Anyway, I know it's easy to think I'm just some hopeless PR "shill"; but hopefully I'm far from it. I co-present Europe's only FM broadcast radio show "One Life Left" (www.onelifeleft.com), I have a monthly column in Develop Magazine which seems popular (I'm a terrible judge of these things, so I don't know) and I've co-written two books on videogames.

For what it's worth, I really do think Tomb Raider is worth an 8/10. Sorry. Maybe I'm going a bit mainstream in my old age, but old people can play videogames too, right?
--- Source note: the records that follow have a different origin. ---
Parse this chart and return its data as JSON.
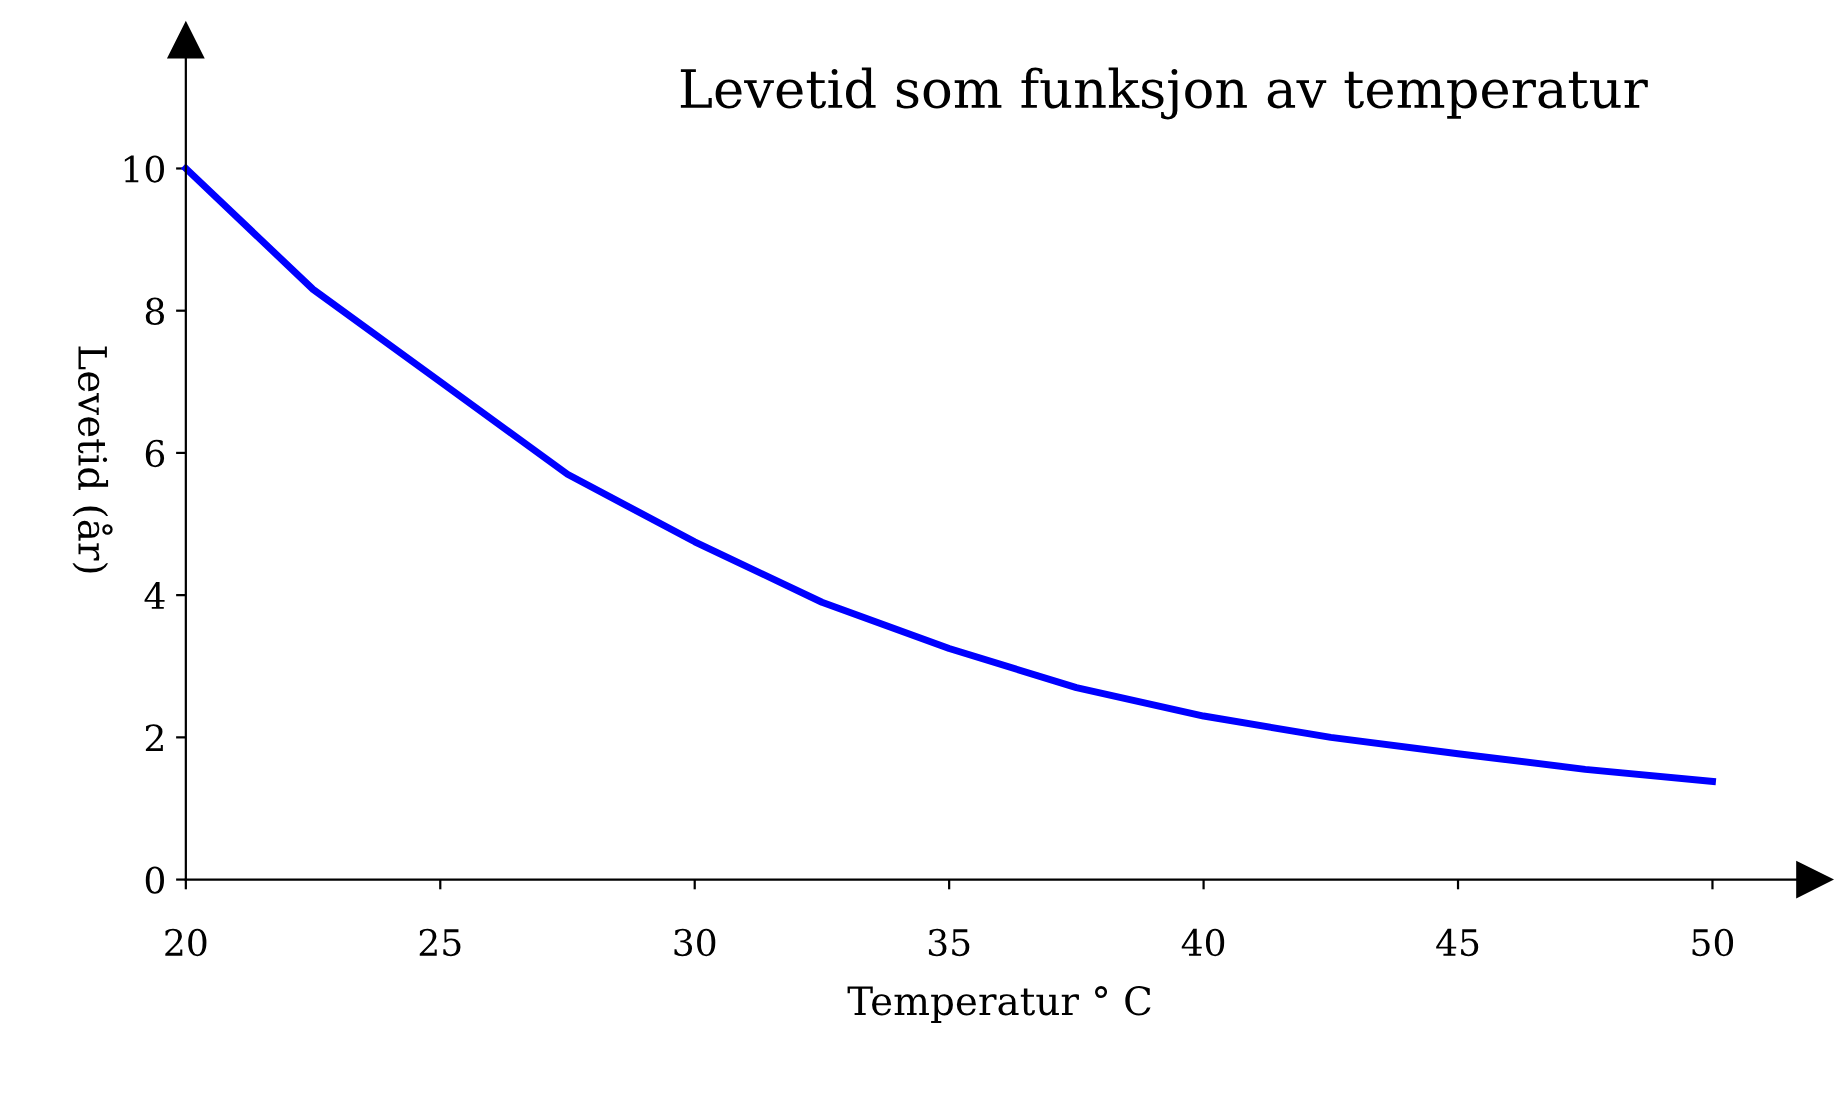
{
  "chart_data": {
    "type": "line",
    "title": "Levetid som funksjon av temperatur",
    "xlabel": "Temperatur ° C",
    "ylabel": "Levetid (år)",
    "x": [
      20,
      22.5,
      25,
      27.5,
      30,
      32.5,
      35,
      37.5,
      40,
      42.5,
      45,
      47.5,
      50
    ],
    "series": [
      {
        "color": "#0000ff",
        "values": [
          10.0,
          8.3,
          7.0,
          5.7,
          4.75,
          3.9,
          3.25,
          2.7,
          2.3,
          2.0,
          1.77,
          1.55,
          1.38
        ]
      }
    ],
    "xlim": [
      20,
      52
    ],
    "ylim": [
      0,
      11.8
    ],
    "xticks": [
      20,
      25,
      30,
      35,
      40,
      45,
      50
    ],
    "yticks": [
      0,
      2,
      4,
      6,
      8,
      10
    ],
    "grid": false,
    "marker": "none",
    "line_style": "solid"
  }
}
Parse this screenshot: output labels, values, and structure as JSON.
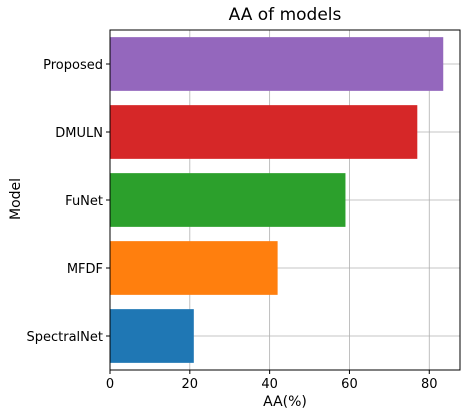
{
  "chart_data": {
    "type": "bar",
    "orientation": "horizontal",
    "title": "AA of models",
    "xlabel": "AA(%)",
    "ylabel": "Model",
    "categories": [
      "SpectralNet",
      "MFDF",
      "FuNet",
      "DMULN",
      "Proposed"
    ],
    "values": [
      21,
      42,
      59,
      77,
      83.5
    ],
    "colors": [
      "#1f77b4",
      "#ff7f0e",
      "#2ca02c",
      "#d62728",
      "#9467bd"
    ],
    "xlim": [
      0,
      87.7
    ],
    "xticks": [
      0,
      20,
      40,
      60,
      80
    ],
    "grid": true
  }
}
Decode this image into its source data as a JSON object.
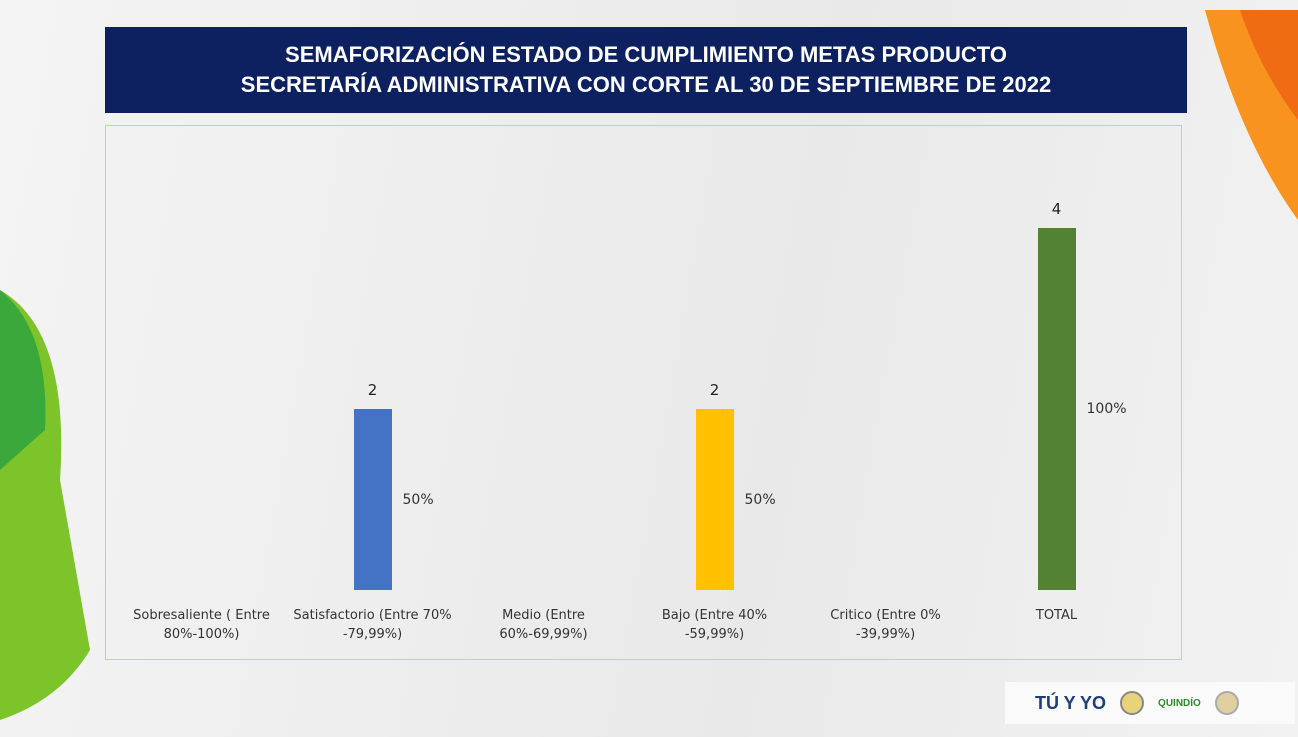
{
  "chart_data": {
    "type": "bar",
    "title": "SEMAFORIZACIÓN  ESTADO DE CUMPLIMIENTO METAS PRODUCTO",
    "subtitle": "SECRETARÍA ADMINISTRATIVA CON CORTE AL  30 DE SEPTIEMBRE DE 2022",
    "categories": [
      "Sobresaliente ( Entre 80%-100%)",
      "Satisfactorio (Entre 70% -79,99%)",
      "Medio (Entre 60%-69,99%)",
      "Bajo (Entre 40% -59,99%)",
      "Critico (Entre 0% -39,99%)",
      "TOTAL"
    ],
    "values": [
      0,
      2,
      0,
      2,
      0,
      4
    ],
    "value_labels": [
      null,
      "2",
      null,
      "2",
      null,
      "4"
    ],
    "percent_labels": [
      null,
      "50%",
      null,
      "50%",
      null,
      "100%"
    ],
    "colors": [
      "#00b050",
      "#4472c4",
      "#a5a5a5",
      "#ffc000",
      "#c00000",
      "#548235"
    ],
    "ylim": [
      0,
      4
    ],
    "grid": false
  },
  "footer": {
    "logos": [
      "TÚ Y YO",
      "QUINDÍO"
    ]
  }
}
Anyway, really, we're not evil, and I'm certainly not some of the things the Internet thinks I currently am. I have *two* dads, for a start!

cleverlymadeup
Gone Gonzo
Posts: 3665
Joined: 7 Mar 2008

didn't they learn from the last time? i mean why not make a good game and release it instead of making a crappy game and getting caught trying to influence the reviews because ppl are panning a crappy game

Malygris
News Room Contributor
Posts: 6904
Joined: 12 Nov 2002

Hello Simon (if that's really you),

The trouble here isn't that you're evil, or stupid, or utterly lacking in taste when it comes to your choice of videogames. It's the ham-handed attempt to manipulate review scores at launch that has people upset. It's easy to claim you can't "silence" reviews, but Guy Cocker's Twitter seems pretty clear, and the words of the BH rep aren't exactly open to interpretation either. It looks really, really bad, particularly following as it does the Jeff Gerstmann affair, another Eidos-powered debacle.

Obviously you're aware of all this, you don't need some random internet news guy like me to explain it to you. So why ignore the real question at hand in favour of talking about not being evil?